Но и это всё ещё не было подлинным провалом жизни. Провал жизни узнавали только
те спецпереселенцы, кого посылали в колхозы. Спорят некоторые теперь (и не вздорно):
вообще колхоз легче ли лагеря? Ответим: а если колхоз и лагерь — да соединить вместе? Вот
это и было положение спецпереселенца в колхозе. От колхоза то, что пайки нет, — только в
посевную дают семисотку хлеба, и то из зерна полусгнившего, с песком, земляного цвета
(должно быть, в амбарах полы подметали). От лагеря то, что сажают в КПЗ: пожалуется
бригадир на своего ссыльного бригадника в правление, а правление звонит в комендатуру, а
комендатура сажает. А уж от кого заработки — концов не сведёшь: за первый год работы в
колхозе получила Мария Сумберг на трудодень по двадцать граммов зерна (птичка Божья
при дороге напрыгает больше) и по 15 сталинских копеек (хрущёвских— полторы). За
заработок целого года она купила себе… алюминиевый таз.
Так на что ж они жили?! А— на посылки из Прибалтики. Ведь народ их сослали — не
весь.
А кто ж калмыкам посылки присылал?

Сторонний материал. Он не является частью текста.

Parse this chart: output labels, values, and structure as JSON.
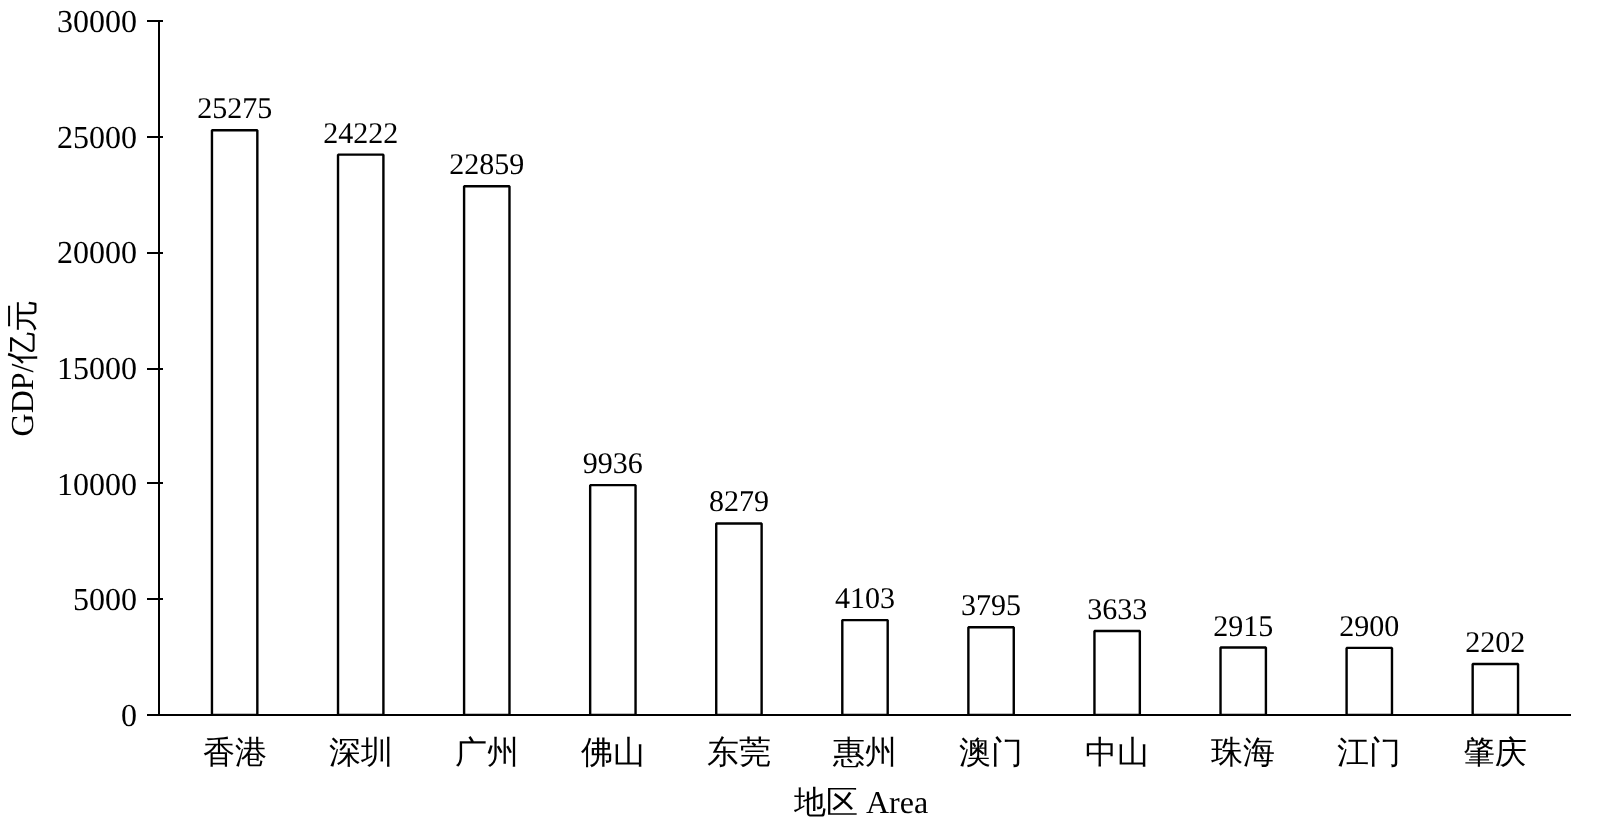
{
  "chart_data": {
    "type": "bar",
    "xlabel": "地区  Area",
    "ylabel": "GDP/亿元",
    "categories": [
      "香港",
      "深圳",
      "广州",
      "佛山",
      "东莞",
      "惠州",
      "澳门",
      "中山",
      "珠海",
      "江门",
      "肇庆"
    ],
    "values": [
      25275,
      24222,
      22859,
      9936,
      8279,
      4103,
      3795,
      3633,
      2915,
      2900,
      2202
    ],
    "color": "#ffffff",
    "data_labels": true,
    "grid": false,
    "ylim": [
      0,
      30000
    ],
    "yticks": [
      0,
      5000,
      10000,
      15000,
      20000,
      25000,
      30000
    ]
  }
}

Крымским татарам?..
Пройдите по могилам, спросите.
Всё тем же ли решением родного прибалтийского Совета Министров или уж сибирской
принципиальностью применялось к прибалтийским спецпереселенцам до 1953 года, пока
Отца не стало, спецуказание: никаких работ, кроме тяжелых! только кайло, лопата и пила!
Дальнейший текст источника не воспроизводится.